James "Thunderbird" Davis
One of the great blues rediscoveries of the past
10 years was when Black Top Records chief Hammond Scott tracked down the long lost blues
singer James "Thunderbird" Davis. Davis had recorded several sides for Duke
Records in the 1960s, traveled with Joe Tex, O.V. Wright and Z.Z. Hill, then drifted into
obscurity. His Duke recordings, especially the classic "Blue Monday," were held
in high esteem by collectors around the world, but few ever knew what had become of Davis.
It was generally believed that he was dead until early 1988 when Scott, music writer Jeff
Hannusch and New Orleans bandleader Lloyd Lambert found him living in Louisiana.

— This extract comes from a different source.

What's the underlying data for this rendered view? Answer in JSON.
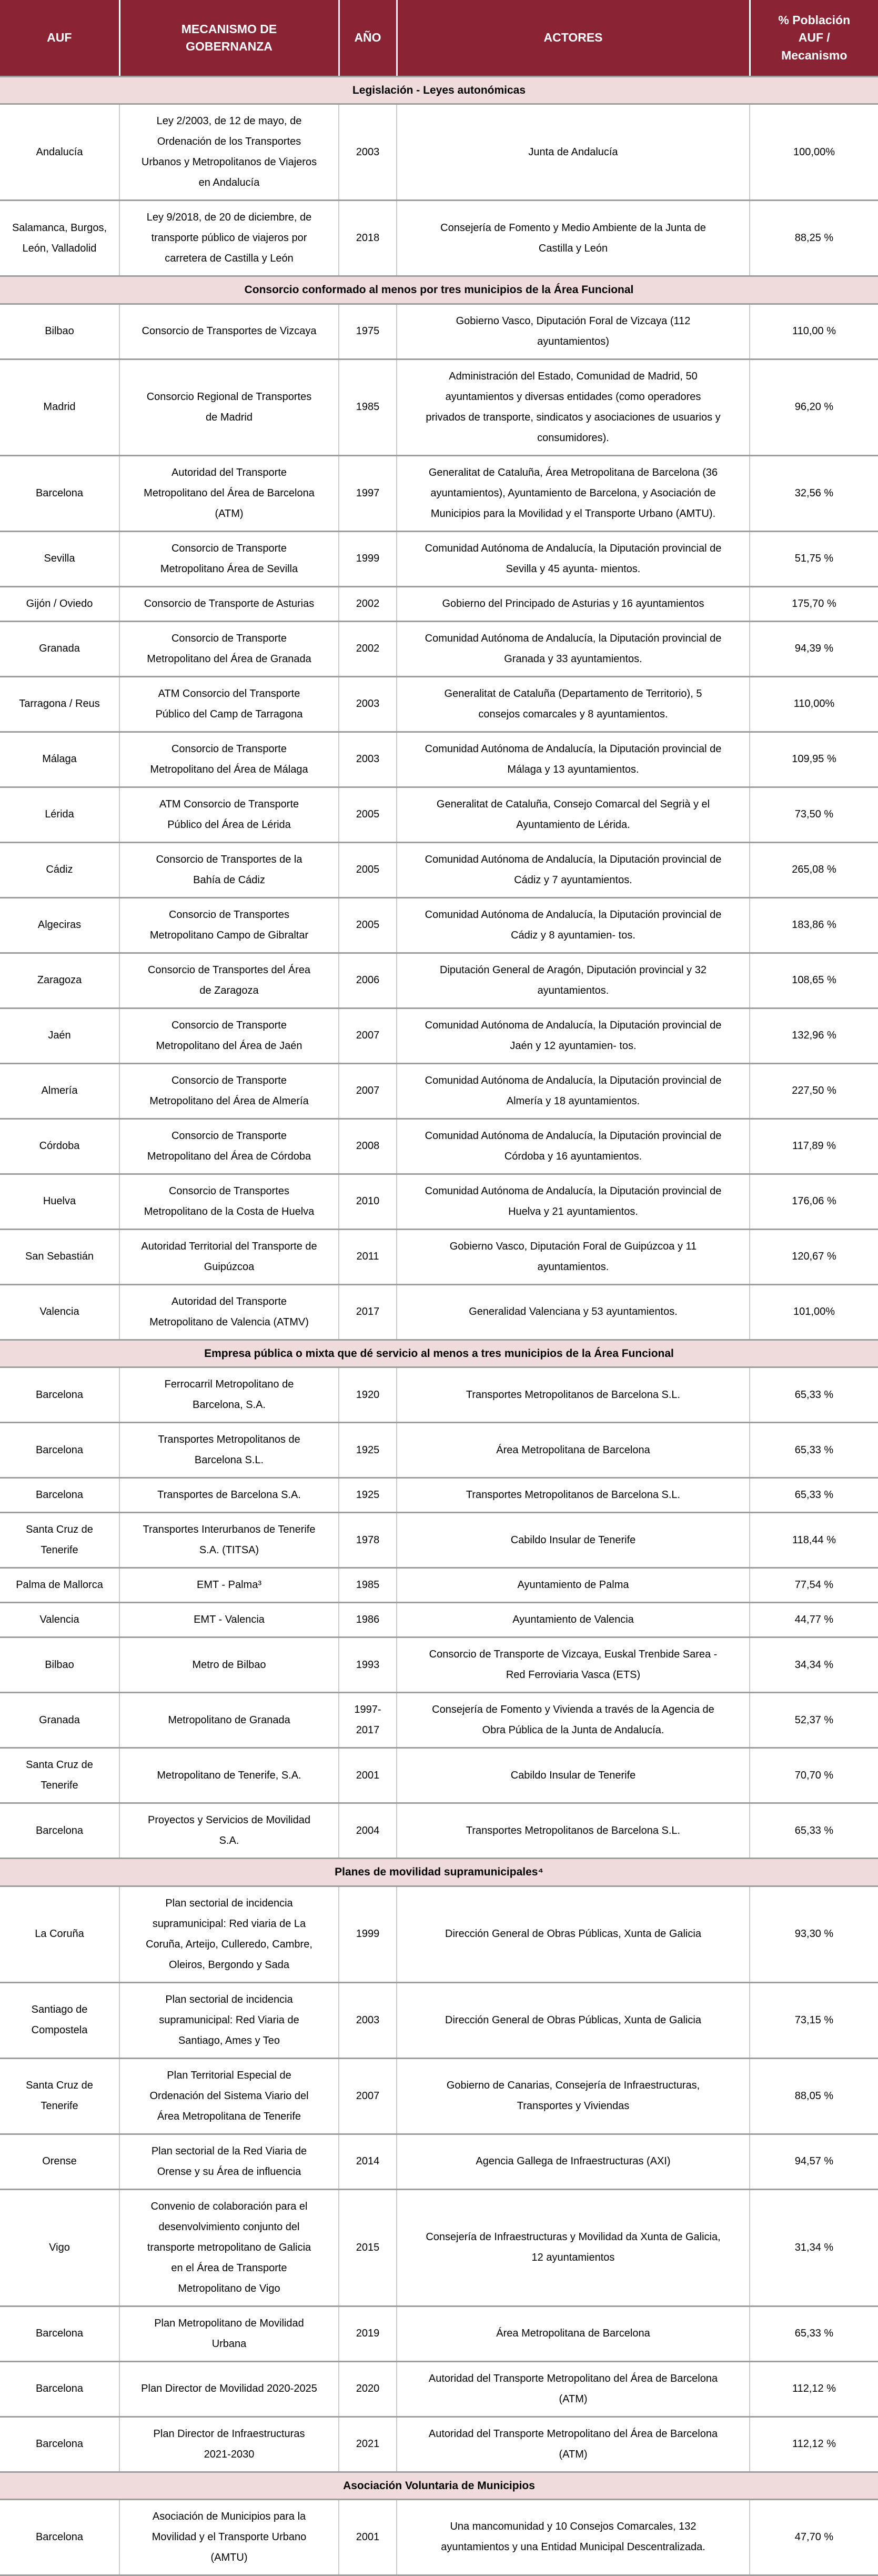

After finding that Davis could still sing, Scott rushed him into the studio with some of the regular Black Top studio cats. The result was the wonderful 1989 album Check Out Time. But just as his second career was gaining steam, Davis died of a heart attack onstage in early 1992, just before he was due to go into the studio to record his second album for Black Top.

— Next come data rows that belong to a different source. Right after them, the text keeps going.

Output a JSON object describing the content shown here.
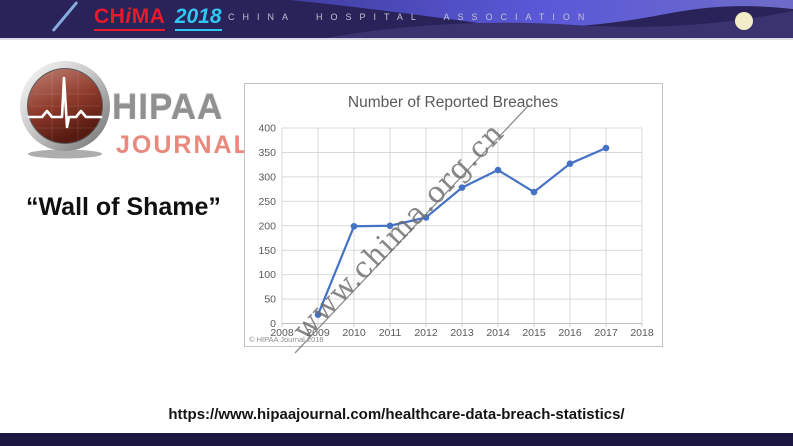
{
  "header": {
    "chima_logo": {
      "part1": "CH",
      "part2": "i",
      "part3": "MA",
      "year": "2018"
    },
    "association_label": "CHINA HOSPITAL ASSOCIATION"
  },
  "logo": {
    "title": "HIPAA",
    "subtitle": "JOURNAL"
  },
  "caption": "“Wall of Shame”",
  "chart_data": {
    "type": "line",
    "title": "Number of Reported Breaches",
    "categories": [
      "2008",
      "2009",
      "2010",
      "2011",
      "2012",
      "2013",
      "2014",
      "2015",
      "2016",
      "2017",
      "2018"
    ],
    "series": [
      {
        "name": "Reported Breaches",
        "x": [
          "2009",
          "2010",
          "2011",
          "2012",
          "2013",
          "2014",
          "2015",
          "2016",
          "2017"
        ],
        "values": [
          18,
          199,
          200,
          217,
          278,
          314,
          269,
          327,
          359
        ]
      }
    ],
    "xlabel": "",
    "ylabel": "",
    "ylim": [
      0,
      400
    ],
    "ytick_step": 50,
    "grid": true,
    "legend": "none",
    "copyright": "© HIPAA Journal 2018",
    "line_color": "#4472c4",
    "grid_color": "#d9d9d9",
    "axis_color": "#bfbfbf",
    "text_color": "#595959"
  },
  "watermark": {
    "text": "www.chima.org.cn"
  },
  "footer": {
    "url": "https://www.hipaajournal.com/healthcare-data-breach-statistics/"
  },
  "colors": {
    "chima_red": "#e8192c",
    "chima_cyan": "#2fc7f2",
    "header_navy": "#29235a",
    "moon_cream": "#f2ecc7",
    "footer_navy": "#1b1642"
  }
}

Fortunately, we were blessed with this disc before Davis' "check out time." It was one of my favorites of that year, and I still listen to it frequently. His voice had lost none of its earlier strength, as Davis joyfully rips through a dozen solid Texas/Gulf Coast tunes.
By far the biggest winner on this disc is the slow blues "Hello Sundown," with Davis' highly emotional vocals punctuated by subtle but sharp guitar licks from Anson Funderburgh. This song should be on many lists of the best blues songs ever.
Another favorite is the uptempo "Check-Out Time," which features nice sneaky accompaniment by keyboardist Ron Levy.
Another slow weeper is a remake of one of Davis' earlier Duke hits, "It's Your Turn To Cry." This guy seems to be at his best on the mournful tunes, perhaps the best at sharing his pain with the listener since Percy Mayfield.
I never get tired of hearing still another version of "Bloodshot Eyes," and Davis doesn't disappoint with a spirited version of this jump classic. The horn section gets plenty of chance to show their stuff here.
Check Out Time closes with a very churchy version of Chips Moman and Dan Penn's "Dark End Of the Street." This cover rivals James Carr's big hit.
If James "Thunderbird" Davis' brief comeback passed you by, then you need to score a copy of Check Out Time. You'll be treated to one of the finest voices you'll ever hear!